I am one of the co-authors of the DANE SRV RFC https://www.rfc-editor.org/rfc/rfc7673 which is what XMPP would use. I don’t follow XMPP development so I don’t know if it has been deployed. I would like it if DANE were more widely used, but it’s not pertinent to this attack.
I think it's a great example why DNSSEC would be bad: at least here, we had transparency logs and there was a simple method to get an attack notification. With DNSSEC, there would be no such thing.
I disagree. Forging DNSSEC requires LE to strong arm the domain registrar to modify the DS keys per domain which would also require them pointing to an adversary DNS server to answer those requests with a valid signature. That action would definitely be noticed. Without DNSSEC you are back to square 1 of unsigned DNS that can be modified in-flight, a much worse situation. I personally believe we should be advocating for more DNSSEC, not less.
What I think you're advocating for is that DNSSEC should have it's own transparency log that shows when domains update or cycle their DNSSEC KSK/ZSKs which is a great idea, we would just need to get all the domain registrars on board as well which as we can already see with the transparency project, you can't get buy in from everyone.
Well, with transparency project we _did_ get buy in from everyone because browsers (like Mozilla and Google) forced it. And there are severe penalties for not obeying transparency log, and well as technical measures to enforce it (for example certs with no CT log would not work in Chrome).
This of course only works because there is competition. If TrustCor fails to behave, then this CA is dropped. Customers complain, but not very strongly - there are plenty of CAs around, it's annoying to have to switch to another one but still eminently doable. And TrustCor is out of business completely, all their investment is permanently gone.
With DNSSEC.. what do you do if you domain registrar does not play by the rules, say is caught double-issuing DS keys?
Answer is: likely nothing. Most orgs are not going to move .com to .io because of that -- there links, SEO, even things like business cards. People would complain, _maybe_ registrar would get a fine for 0.0001% of their annual income (but I would not count on this). And that's it, the system will stay insecure and they will continue to double-issue certificates.
The separation of CA from registrar is a _feature_, and a very helpful one. Competition is good, and we should not make our existing natural monopolies even more useful.
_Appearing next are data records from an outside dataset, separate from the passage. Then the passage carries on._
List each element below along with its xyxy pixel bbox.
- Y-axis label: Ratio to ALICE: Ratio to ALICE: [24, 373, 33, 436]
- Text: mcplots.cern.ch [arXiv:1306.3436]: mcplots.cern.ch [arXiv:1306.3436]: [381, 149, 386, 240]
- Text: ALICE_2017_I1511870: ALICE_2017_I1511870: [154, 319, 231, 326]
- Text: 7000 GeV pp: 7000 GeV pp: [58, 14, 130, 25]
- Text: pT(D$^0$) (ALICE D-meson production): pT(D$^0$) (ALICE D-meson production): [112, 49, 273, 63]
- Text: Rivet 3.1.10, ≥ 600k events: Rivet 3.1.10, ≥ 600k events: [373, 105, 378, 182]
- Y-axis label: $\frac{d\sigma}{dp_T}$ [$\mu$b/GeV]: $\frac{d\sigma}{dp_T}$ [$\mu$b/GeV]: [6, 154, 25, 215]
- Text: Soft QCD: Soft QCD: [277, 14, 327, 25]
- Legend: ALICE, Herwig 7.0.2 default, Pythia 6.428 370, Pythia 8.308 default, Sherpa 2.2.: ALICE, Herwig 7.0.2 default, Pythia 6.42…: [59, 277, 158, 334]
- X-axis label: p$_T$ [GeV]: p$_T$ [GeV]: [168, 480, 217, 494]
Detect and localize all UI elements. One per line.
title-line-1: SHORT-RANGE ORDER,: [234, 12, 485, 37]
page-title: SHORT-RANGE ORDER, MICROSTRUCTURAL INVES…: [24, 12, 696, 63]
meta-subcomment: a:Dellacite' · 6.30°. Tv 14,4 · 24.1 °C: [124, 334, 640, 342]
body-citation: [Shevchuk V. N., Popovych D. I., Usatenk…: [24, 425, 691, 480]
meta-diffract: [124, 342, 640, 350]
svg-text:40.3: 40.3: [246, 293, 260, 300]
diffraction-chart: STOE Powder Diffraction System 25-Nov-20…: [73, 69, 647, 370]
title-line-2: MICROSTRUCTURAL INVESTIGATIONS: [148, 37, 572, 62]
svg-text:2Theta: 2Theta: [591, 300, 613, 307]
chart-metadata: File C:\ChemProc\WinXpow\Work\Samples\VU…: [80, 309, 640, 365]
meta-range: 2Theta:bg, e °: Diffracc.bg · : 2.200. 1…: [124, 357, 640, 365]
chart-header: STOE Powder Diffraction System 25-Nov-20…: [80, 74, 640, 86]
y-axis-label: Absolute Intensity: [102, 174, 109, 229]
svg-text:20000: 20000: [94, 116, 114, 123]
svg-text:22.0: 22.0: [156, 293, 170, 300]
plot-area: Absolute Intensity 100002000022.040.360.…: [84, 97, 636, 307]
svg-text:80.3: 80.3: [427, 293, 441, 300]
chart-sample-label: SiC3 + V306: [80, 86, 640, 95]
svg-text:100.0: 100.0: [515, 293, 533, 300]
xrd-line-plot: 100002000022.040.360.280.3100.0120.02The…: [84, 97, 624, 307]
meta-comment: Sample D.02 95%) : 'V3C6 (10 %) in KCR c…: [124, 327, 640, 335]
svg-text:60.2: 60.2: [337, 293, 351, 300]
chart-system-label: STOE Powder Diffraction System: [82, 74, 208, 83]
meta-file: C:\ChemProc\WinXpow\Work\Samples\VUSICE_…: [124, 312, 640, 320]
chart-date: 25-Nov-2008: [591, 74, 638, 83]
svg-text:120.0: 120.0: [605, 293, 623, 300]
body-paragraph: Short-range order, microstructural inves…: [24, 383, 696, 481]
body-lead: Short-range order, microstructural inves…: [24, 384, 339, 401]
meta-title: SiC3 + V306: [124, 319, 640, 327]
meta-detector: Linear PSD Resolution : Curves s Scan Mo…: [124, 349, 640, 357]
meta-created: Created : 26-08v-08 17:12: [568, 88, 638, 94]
> LE to strong arm the domain registrar to modify the DS keys per domain
It is important to note that when a law enforcement with this capability would just legally take ownership of the domain instead. If the domain is under control getting domain validated certificates is trivial. There are many legal precedents with domain takedowns.
It is equally important to note that only TLDs under LE jurisdiction is ever an issue. It is not clear whether this specific attack under .ru had been ever remotely possible with any type of authenticated domains.
an attack would involve a tld operator being compelled to cooperate, or their signing keys being compromised (and then probably adding a DS record for your domain). if that were found out, it would be bad news for trust in dnssec. have there been any known case of this happening? it would be hard (impossible?) to fully detect without transparency log (like for ca certificates).
checking for new public keys in certificates when keeping private keys between renewals would also help.
i suppose any storage and possibly ram should also be considered compromised? e.g. private keys stored on disk without encryption, but also by being read into memory. especially on the vm.